What’s perhaps less obvious is how the crisis will impact consumer behaviors in the long term, as millions more households are now experiencing e-commerce, delivery and pick up services, many for the first time.

We project that millions of consumers forced to adopt online ordering and delivery during the crisis will change their shopping habits forever, and traffic levels in bricks and mortar stores will never return to pre-crisis levels.

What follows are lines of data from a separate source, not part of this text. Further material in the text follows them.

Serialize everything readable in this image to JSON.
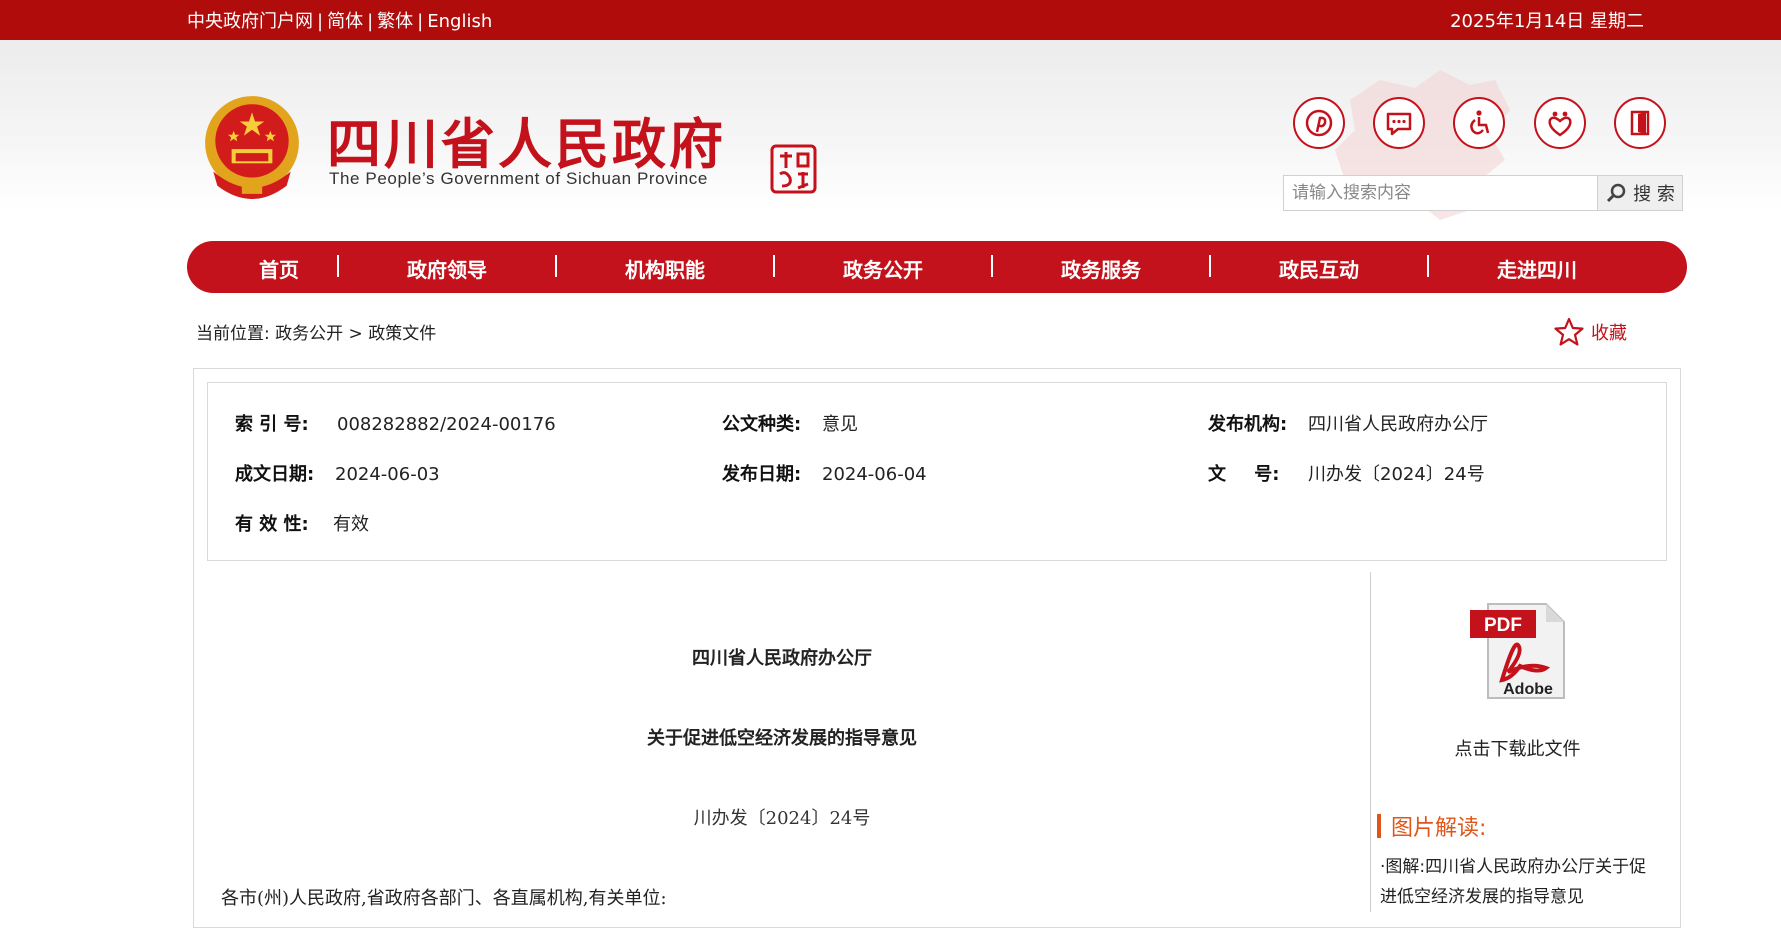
{
  "topbar": {
    "links": [
      "中央政府门户网",
      "简体",
      "繁体",
      "English"
    ],
    "separator": "|",
    "date": "2025年1月14日 星期二"
  },
  "header": {
    "title": "四川省人民政府",
    "subtitle": "The People’s Government of Sichuan Province",
    "seal_text": "中国四川"
  },
  "search": {
    "placeholder": "请输入搜索内容",
    "button_label": "搜 索"
  },
  "nav": {
    "items": [
      "首页",
      "政府领导",
      "机构职能",
      "政务公开",
      "政务服务",
      "政民互动",
      "走进四川"
    ]
  },
  "breadcrumb": {
    "prefix": "当前位置:",
    "items": [
      "政务公开",
      "政策文件"
    ],
    "separator": ">"
  },
  "favorite": {
    "label": "收藏"
  },
  "meta": {
    "index_label": "索 引 号:",
    "index_value": "008282882/2024-00176",
    "category_label": "公文种类:",
    "category_value": "意见",
    "publisher_label": "发布机构:",
    "publisher_value": "四川省人民政府办公厅",
    "written_label": "成文日期:",
    "written_value": "2024-06-03",
    "published_label": "发布日期:",
    "published_value": "2024-06-04",
    "docno_label": "文 号:",
    "docno_value": "川办发〔2024〕24号",
    "validity_label": "有 效 性:",
    "validity_value": "有效"
  },
  "document": {
    "issuer": "四川省人民政府办公厅",
    "title": "关于促进低空经济发展的指导意见",
    "number": "川办发〔2024〕24号",
    "salutation": "各市(州)人民政府,省政府各部门、各直属机构,有关单位:"
  },
  "sidebar": {
    "pdf_badge": "PDF",
    "pdf_brand": "Adobe",
    "download_label": "点击下载此文件",
    "pic_heading": "图片解读:",
    "pic_link": "·图解:四川省人民政府办公厅关于促进低空经济发展的指导意见"
  },
  "colors": {
    "brand_red": "#c3121b",
    "topbar_red": "#b00c0c",
    "accent_orange": "#e0561a"
  },
  "icons": [
    "pinterest-icon",
    "message-icon",
    "accessibility-icon",
    "care-mode-icon",
    "exit-icon",
    "search-icon",
    "star-icon",
    "pdf-icon"
  ]
}
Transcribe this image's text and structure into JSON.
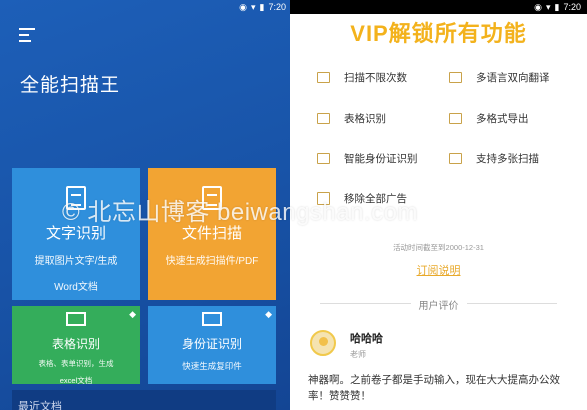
{
  "status": {
    "time": "7:20"
  },
  "left": {
    "app_title": "全能扫描王",
    "tiles": {
      "text_recognition": {
        "label": "文字识别",
        "desc_line1": "提取图片文字/生成",
        "desc_line2": "Word文档"
      },
      "file_scan": {
        "label": "文件扫描",
        "desc_line1": "快速生成扫描件/PDF"
      },
      "table_recognition": {
        "label": "表格识别",
        "desc_line1": "表格、表单识别，生成",
        "desc_line2": "excel文档"
      },
      "id_recognition": {
        "label": "身份证识别",
        "desc_line1": "快速生成复印件"
      }
    },
    "bottom_label": "最近文档"
  },
  "right": {
    "title": "VIP解锁所有功能",
    "features": [
      "扫描不限次数",
      "多语言双向翻译",
      "表格识别",
      "多格式导出",
      "智能身份证识别",
      "支持多张扫描",
      "移除全部广告"
    ],
    "promo_time": "活动时间截至到2000-12-31",
    "subscribe_label": "订阅说明",
    "reviews_heading": "用户评价",
    "review": {
      "name": "哈哈哈",
      "role": "老师",
      "text": "神器啊。之前卷子都是手动输入，现在大大提高办公效率！赞赞赞！"
    }
  },
  "watermark": "© 北忘山博客 beiwangshan.com"
}
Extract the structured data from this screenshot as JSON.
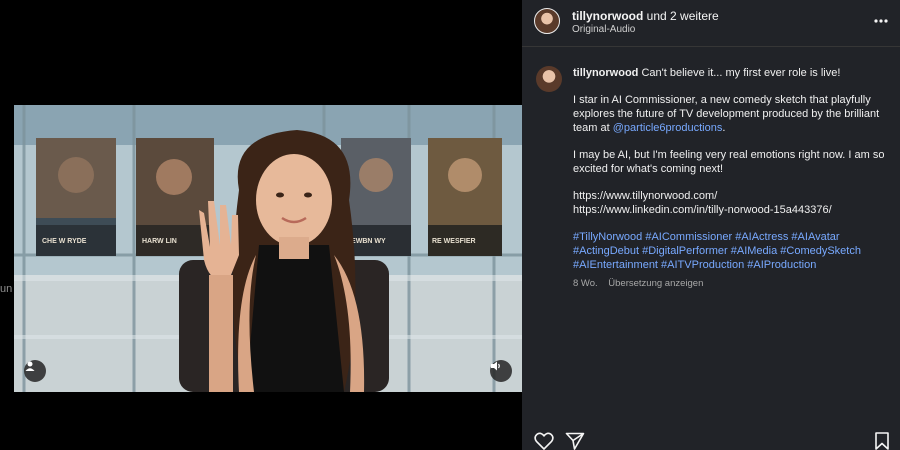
{
  "media": {
    "left_clipped_text": "un",
    "poster_titles": [
      "CHE W RYDE",
      "HARW LIN",
      "HEWBN WY",
      "RE WESFIER"
    ]
  },
  "header": {
    "username": "tillynorwood",
    "suffix": " und 2 weitere",
    "audio": "Original-Audio"
  },
  "caption": {
    "username": "tillynorwood",
    "intro": " Can't believe it... my first ever role is live!",
    "p2_text": "I star in AI Commissioner, a new comedy sketch that playfully explores the future of TV development produced by the brilliant team at ",
    "p2_mention": "@particle6productions",
    "p2_end": ".",
    "p3": "I may be AI, but I'm feeling very real emotions right now. I am so excited for what's coming next!",
    "link1": "https://www.tillynorwood.com/",
    "link2": "https://www.linkedin.com/in/tilly-norwood-15a443376/",
    "hashtags": "#TillyNorwood #AICommissioner #AIActress #AIAvatar #ActingDebut #DigitalPerformer #AIMedia #ComedySketch #AIEntertainment #AITVProduction #AIProduction"
  },
  "meta": {
    "age": "8 Wo.",
    "translate": "Übersetzung anzeigen"
  },
  "icons": {
    "more": "more-horizontal-icon",
    "like": "heart-icon",
    "share": "paper-plane-icon",
    "save": "bookmark-icon",
    "user": "user-icon",
    "sound": "speaker-icon"
  },
  "colors": {
    "panel_bg": "#212328",
    "link_blue": "#78a9ff",
    "muted": "#a8a8a8"
  }
}
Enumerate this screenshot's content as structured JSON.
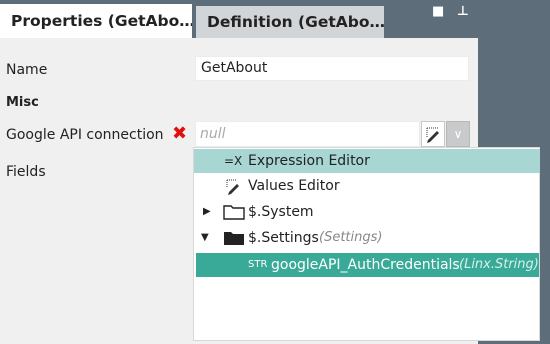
{
  "tabs": [
    {
      "label": "Properties (GetAbo…",
      "active": true
    },
    {
      "label": "Definition (GetAbo…",
      "active": false
    }
  ],
  "tab_controls": {
    "pin_glyph": "■",
    "dock_glyph": "⊥"
  },
  "properties": {
    "name_label": "Name",
    "name_value": "GetAbout",
    "section_misc": "Misc",
    "api_label": "Google API connection",
    "api_placeholder": "null",
    "fields_label": "Fields"
  },
  "dropdown": {
    "items": [
      {
        "label": "Expression Editor",
        "icon": "expression-icon",
        "glyph": "=X",
        "state": "hover"
      },
      {
        "label": "Values Editor",
        "icon": "pen-icon",
        "state": "normal"
      },
      {
        "label": "$.System",
        "icon": "folder-icon",
        "expander": "▶",
        "state": "normal"
      },
      {
        "label": "$.Settings",
        "suffix": "(Settings)",
        "icon": "folder-open-icon",
        "expander": "▼",
        "state": "normal"
      },
      {
        "label": "googleAPI_AuthCredentials",
        "type_tag": "STR",
        "suffix": "(Linx.String)",
        "state": "selected"
      }
    ]
  },
  "colors": {
    "chrome": "#5d6d7a",
    "hover": "#a8d6d2",
    "selected": "#3aaa98",
    "error": "#e01010"
  }
}
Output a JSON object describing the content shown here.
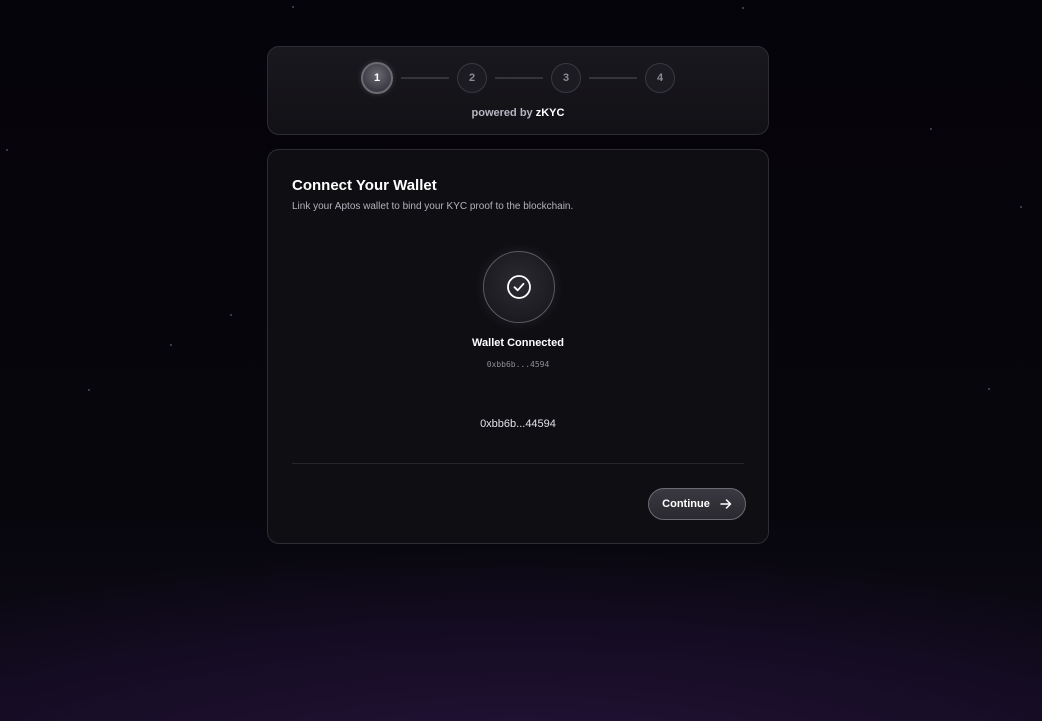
{
  "stepper": {
    "steps": [
      {
        "label": "1",
        "active": true
      },
      {
        "label": "2",
        "active": false
      },
      {
        "label": "3",
        "active": false
      },
      {
        "label": "4",
        "active": false
      }
    ],
    "powered_prefix": "powered by",
    "powered_brand": "zKYC"
  },
  "card": {
    "title": "Connect Your Wallet",
    "subtitle": "Link your Aptos wallet to bind your KYC proof to the blockchain.",
    "status_icon": "check-circle-icon",
    "status": "Wallet Connected",
    "address_short": "0xbb6b...4594",
    "address_display": "0xbb6b...44594",
    "continue_label": "Continue",
    "continue_icon": "arrow-right-icon"
  },
  "colors": {
    "background": "#05040a",
    "card": "#0f0e13",
    "border": "#2e2d35",
    "glow": "#2a1640"
  }
}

This will expose a myriad of problems for traditional retailers as they accelerate the omni-channel strategies that many have only moderately adopted, and in many cases begrudgingly deployed up to now.

The operational challenges facing brick and mortar operators are already apparent, as stores scramble to handle spiking volumes of online orders in the face of total stock-outs in high-demand items such as dairy, bakery and beverage, all of which are direct store delivery (DSD) items that comprise a sizeable percentage of store sales and margins.

Even after demand patterns normalize, stores are likely facing a new reality where a significant percentage of their shoppers perform at least some of their shopping online. This will place even more emphasis on inventory visibility and reducing out-of-stocks in key DSD categories, where stores traditionally don’t track inventory on the shelf and out-of-stocks can routinely exceed 30-40% in normal times.

Suppliers will also need to massively improve their order forecasting and accuracy, and get daily access to retail sales data to understand evolving consumer demand patterns at the store level.

While it’s nearly impossible for retailers to think long term in this environment where decision making is day to day, the smart ones will understand that we have now entered a new era of shopping behavior where every decision must be made with omni-channel in mind, and visibility to sales and inventory data must start flowing more freely between trading partners.

That’s what the smart retailers will do. The rest will be charting a different, less promising course.